Barbados–Japan relations
- Barbados: Japan

= Barbados–Japan relations =

Foreign relations between Barbados and Japan were formally established on 29 August 1967. Japan is accredited to Barbados from its embassy in Bridgetown (Barbados) and an honorary consulate in the parish of Saint George. Barbados is represented in Japan through a non-resident ambassador in Bridgetown. Japan's new Ambassador for Barbados, Mitsuhiko Okada had announced a new direct embassy to Barbados would be established located in Bridgetown in February 2016 .

== History ==
The Japanese submarine I-52 was bombed off the coast of Barbados in 1944.

In 1966, Japan was one of fifteen states which took part in U.N. Security Council resolution 230 which admitted Barbados into the United Nations.

In 1999, Bajan and Japanese officials held talks aimed at defusing tensions over the transshipment of nuclear materials through the Caribbean Sea.

Barbadian and Japanese economic trade has grown steadily, in the favour of Japan. In 2005, Japan ranked as Barbados' fourth-largest financial contributor in projects. In 2009, Japan provided technical cooperation and support for the Barbados-based Caribbean Disaster Emergency Response Agency (CDERA). The thirteenth meeting between Japan and CARICOM was convened in Bridgetown, Barbados, on 19 March 2009.

In July 2008, the Senior Vice-Minister of Japan, Hitoshi Kimura, visited Barbados for high-level talks. During the discussions, both nations spoke of Barbados wanting to conclude a Double Taxation Agreement (DTA) with Japan to increase investment and trade between both countries. Additionally, the Barbados government pledged to support Japan's bid for a seat on the United Nations Security Council for 2009–2010. It was also discussed that the through countries needed to concentrate on cooperation in climate change through the Small Island Developing States (SIDS) organisation. On 27 November 2011, the national broadcaster of Barbados the Caribbean Broadcasting Corporation and TV Osaka made a jointly produced series called From Bridgetown To Tokyo showcasing the Japanese culture and Barbadians working in Japan. One of the main parts showed a Barbadian English teacher recruited through the Japanese embassy in the Caribbean and her experiences teaching in Japan.
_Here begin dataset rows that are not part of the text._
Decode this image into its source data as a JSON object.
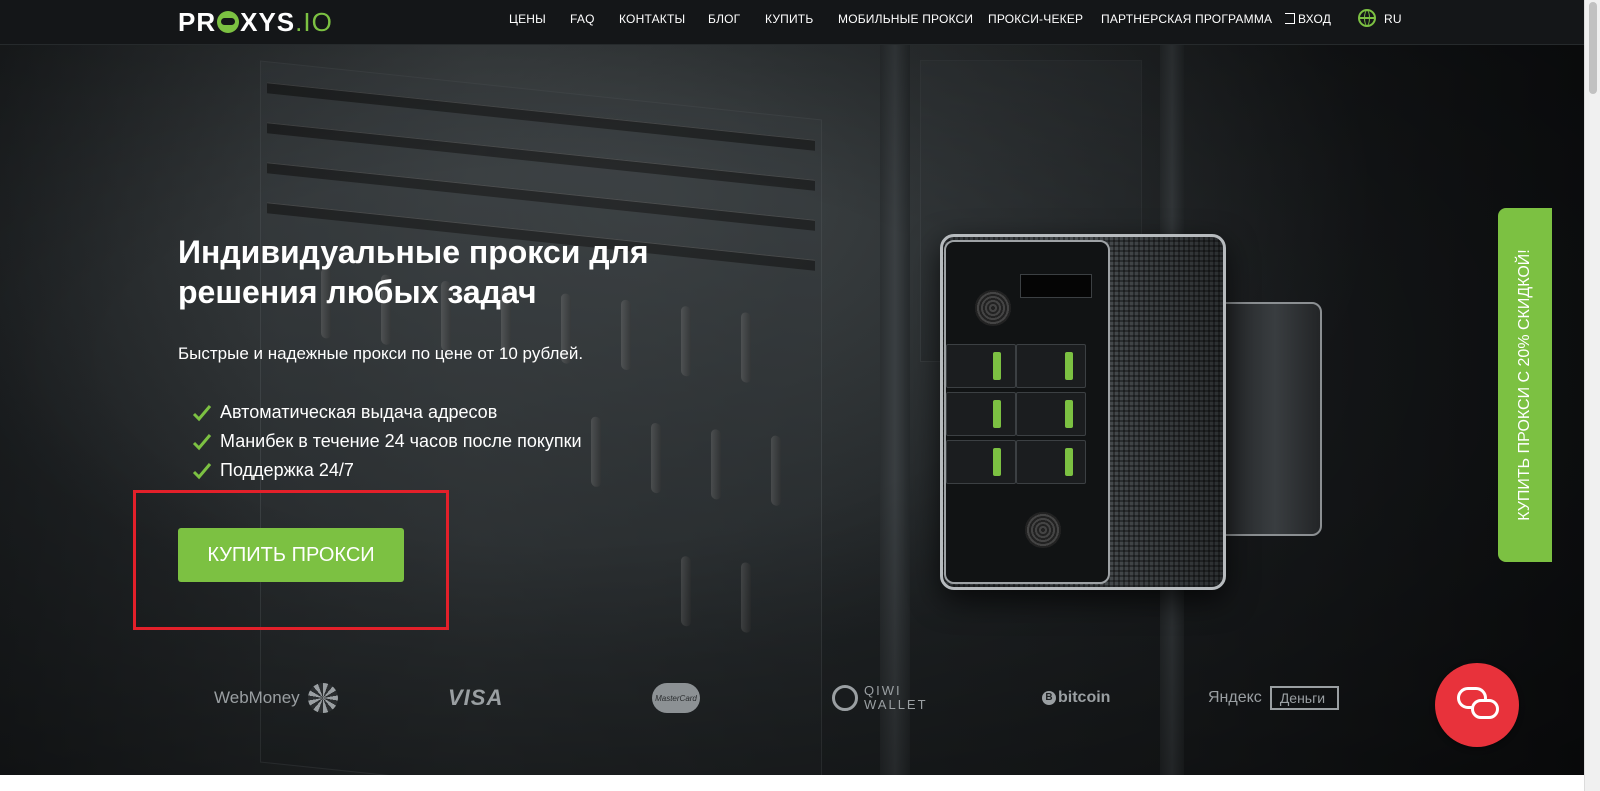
{
  "brand": {
    "name": "PR",
    "name_rest": "XYS",
    "suffix": ".IO"
  },
  "nav": {
    "items": [
      {
        "label": "ЦЕНЫ"
      },
      {
        "label": "FAQ"
      },
      {
        "label": "КОНТАКТЫ"
      },
      {
        "label": "БЛОГ"
      },
      {
        "label": "КУПИТЬ"
      },
      {
        "label": "МОБИЛЬНЫЕ ПРОКСИ"
      },
      {
        "label": "ПРОКСИ-ЧЕКЕР"
      },
      {
        "label": "ПАРТНЕРСКАЯ ПРОГРАММА"
      },
      {
        "label": "ВХОД"
      }
    ],
    "language": "RU"
  },
  "hero": {
    "title": "Индивидуальные прокси для решения любых задач",
    "subtitle": "Быстрые и надежные прокси по цене от 10 рублей.",
    "features": [
      "Автоматическая выдача адресов",
      "Манибек в течение 24 часов после покупки",
      "Поддержка 24/7"
    ],
    "cta_label": "КУПИТЬ ПРОКСИ"
  },
  "payments": {
    "webmoney": "WebMoney",
    "visa": "VISA",
    "mastercard": "MasterCard",
    "qiwi_line1": "QIWI",
    "qiwi_line2": "WALLET",
    "bitcoin_symbol": "B",
    "bitcoin": "bitcoin",
    "yandex": "Яндекс",
    "yandex_money": "Деньги"
  },
  "side_tab": {
    "label": "КУПИТЬ ПРОКСИ С 20% СКИДКОЙ!"
  },
  "colors": {
    "accent": "#7cc142",
    "highlight": "#e3202a",
    "chat": "#e8323b"
  },
  "icons": {
    "login": "login-icon",
    "language": "globe-icon",
    "feature": "check-icon",
    "chat": "chat-icon"
  }
}
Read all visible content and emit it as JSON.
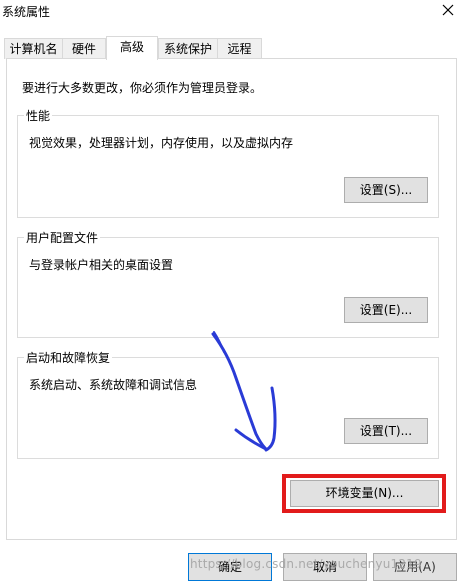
{
  "window": {
    "title": "系统属性"
  },
  "tabs": [
    {
      "label": "计算机名"
    },
    {
      "label": "硬件"
    },
    {
      "label": "高级"
    },
    {
      "label": "系统保护"
    },
    {
      "label": "远程"
    }
  ],
  "admin_note": "要进行大多数更改，你必须作为管理员登录。",
  "groups": {
    "performance": {
      "title": "性能",
      "desc": "视觉效果，处理器计划，内存使用，以及虚拟内存",
      "button": "设置(S)..."
    },
    "user_profiles": {
      "title": "用户配置文件",
      "desc": "与登录帐户相关的桌面设置",
      "button": "设置(E)..."
    },
    "startup_recovery": {
      "title": "启动和故障恢复",
      "desc": "系统启动、系统故障和调试信息",
      "button": "设置(T)..."
    }
  },
  "env_button": "环境变量(N)...",
  "footer": {
    "ok": "确定",
    "cancel": "取消",
    "apply": "应用(A)"
  },
  "watermark": "https://blog.csdn.net/youchenyu1219",
  "annotations": {
    "highlight_color": "#e21b1b",
    "arrow_color": "#2a3bd6"
  }
}
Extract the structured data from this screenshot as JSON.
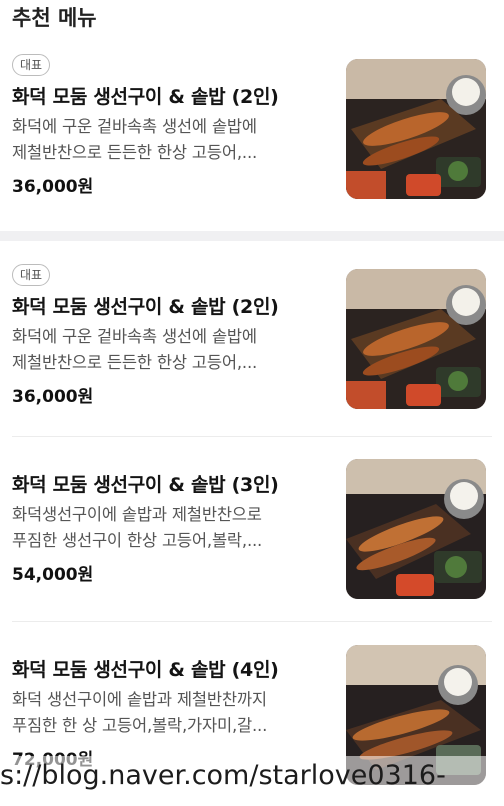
{
  "section": {
    "title": "추천 메뉴"
  },
  "menu": [
    {
      "badge": "대표",
      "name": "화덕 모둠 생선구이 & 솥밥 (2인)",
      "desc_line1": "화덕에 구운 겉바속촉 생선에 솥밥에",
      "desc_line2": "제철반찬으로 든든한 한상 고등어,...",
      "price": "36,000원"
    },
    {
      "badge": "대표",
      "name": "화덕 모둠 생선구이 & 솥밥 (2인)",
      "desc_line1": "화덕에 구운 겉바속촉 생선에 솥밥에",
      "desc_line2": "제철반찬으로 든든한 한상 고등어,...",
      "price": "36,000원"
    },
    {
      "name": "화덕 모둠 생선구이 & 솥밥 (3인)",
      "desc_line1": "화덕생선구이에 솥밥과 제철반찬으로",
      "desc_line2": "푸짐한 생선구이 한상 고등어,볼락,...",
      "price": "54,000원"
    },
    {
      "name": "화덕 모둠 생선구이 & 솥밥 (4인)",
      "desc_line1": "화덕 생선구이에 솥밥과 제철반찬까지",
      "desc_line2": "푸짐한 한 상 고등어,볼락,가자미,갈...",
      "price": "72,000원"
    }
  ],
  "watermark": {
    "text": "s://blog.naver.com/starlove0316-"
  }
}
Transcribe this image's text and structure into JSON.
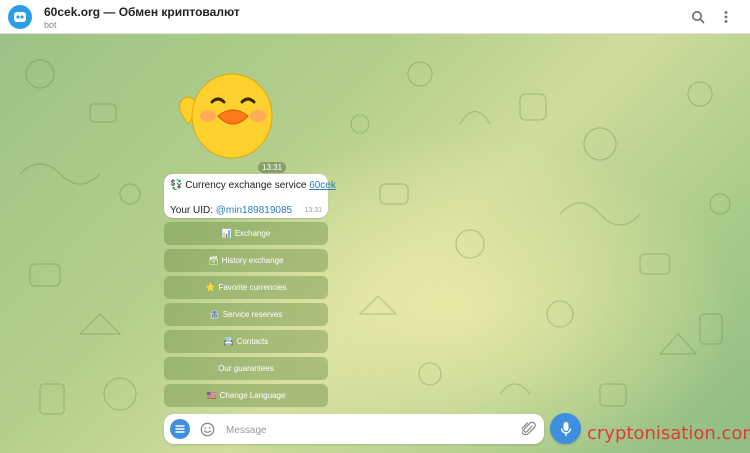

In March 2015, the government of Japan announced it would be moving to form a new Eastern Caribbean diplomatic mission based-in Barbados to serve the Eastern Caribbean. It is expected to open by January 2016.

In 2018, Japan's resident ambassador to Barbados and the Eastern Caribbean presented close to BBD$2 million in emergency resiliency equipment to the Government of Barbados.

In July 2020, the government of Japan extended scholarships through the local embassy for Barbadian university graduates who are willing to learn Japanese and pursue further studies in Japan.

In 2022, the Japanese embassy to Barbados located in Trinidad and Tobago signed a three-year commitment through the United Nations Office to the Eastern Caribbean located in Barbados to assist several islands in the Eastern Caribbean (including Barbados) with perennial Sargassum Seaweed management.

In December 2024 Barbados and Japan took part in the 8th Japan-CARICOM Ministerial-Level Conference during the event the nations discussed Barbados' climate-change mitigation plan known as the Bridgetown Initiative among other areas of interest including support areas of mutual interest at the Small Island Developing States body.

==Agreements==
As of 2009, Barbadian and Japanese officials have been negotiating the details of a bilateral Double-Taxation Agreement (DTA) treaty.